The deal is likely to see the traditionally acquisition-shy Goldman pay “around $750m” for California-based United Capital, the people said, a small sum relative to the bank’s $73bn market valuation but still its biggest acquisition since the financial crisis.
Up for grabs is a firm with $24bn in assets under management and more than 220 advisers spread across 95 offices, a prize for Goldman as it expands its traditional business serving the super-rich to a more mass market wealth management business competing with the likes of Charles Schwab and Morgan Stanley.
“It’s a national client base, a tonne of offices, a very good footprint,” said one of the people, adding that United Capital’s philosophy of “helping people live richly” was a good cultural fit with the wealth management business that Goldman is building. Goldman’s investment management business has $1.6tn in assets under supervision.
Goldman declined to comment on the deal, which was first reported by The Wall Street Journal. United Capital could not immediately be reached for comment.
Weeks after new chief executive David Solomon was appointed, Goldman announced plans to merge its fledgling consumer bank Marcus with its investment management division to make a more coherent sales pitch for Main Street’s wealth management business.
As Mr Solomon and his team work on a medium-term strategy that will take Goldman away from its investment bank roots into more stable revenue sources, the bank has also spoken of efforts to cross-sell more wealth management products through Ayco, a specialist provider of workplace financial counselling that it bought in 2004.
“We need to grow (wealth management), that’ll be another part of it (the strategy),” said one person familiar with Goldman’s evolving plan, which also includes creating a new cash management business, refining its fixed-income trading operations and bringing more outside capital into its alternative investments businesses.
In wealth management, Goldman plans to use technology to reach a broader client set, initially in the US and then internationally, the person added, in comments echoed by several peers.
United Capital offers Goldman both a physical wealth manager and a digital tool FinLife, which United Capital says frees up financial advisers to “charge for what clients value most — guidance that helps them live the life they want”. The investment manager’s future branding and integration will be considered as part of Goldman’s wider wealth management strategy, the person said.

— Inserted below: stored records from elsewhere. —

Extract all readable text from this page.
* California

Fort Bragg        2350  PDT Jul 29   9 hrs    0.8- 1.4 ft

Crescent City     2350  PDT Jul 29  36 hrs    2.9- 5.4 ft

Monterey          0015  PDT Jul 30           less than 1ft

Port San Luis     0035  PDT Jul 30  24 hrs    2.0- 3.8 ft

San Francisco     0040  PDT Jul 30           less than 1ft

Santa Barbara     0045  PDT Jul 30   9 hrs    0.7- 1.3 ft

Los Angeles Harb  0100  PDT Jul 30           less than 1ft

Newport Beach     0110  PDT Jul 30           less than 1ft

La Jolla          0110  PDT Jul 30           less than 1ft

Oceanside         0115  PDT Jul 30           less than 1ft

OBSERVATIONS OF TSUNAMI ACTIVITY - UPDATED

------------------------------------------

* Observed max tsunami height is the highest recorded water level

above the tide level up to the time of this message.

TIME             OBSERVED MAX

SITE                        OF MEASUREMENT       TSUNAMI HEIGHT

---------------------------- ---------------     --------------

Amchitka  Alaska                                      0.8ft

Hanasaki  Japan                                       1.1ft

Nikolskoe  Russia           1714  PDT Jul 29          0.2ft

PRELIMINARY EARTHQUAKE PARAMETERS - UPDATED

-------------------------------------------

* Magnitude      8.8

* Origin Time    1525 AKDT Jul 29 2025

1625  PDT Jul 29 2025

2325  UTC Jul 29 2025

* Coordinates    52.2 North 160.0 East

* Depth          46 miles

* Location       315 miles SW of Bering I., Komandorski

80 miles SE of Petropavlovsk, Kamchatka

United Capital has effectively been up for sale since January when its chief executive and founder Joe Duran, a self-described yogi who maintains a prolific feel-good Twitter stream, said his firm was seeking a “single partner”, though at the time he said a private equity firm was the most likely suitor.
The deal comes just three months after Morgan Stanley made its biggest post-crisis M&A play with the $900m acquisition of stock plans administrator Solium.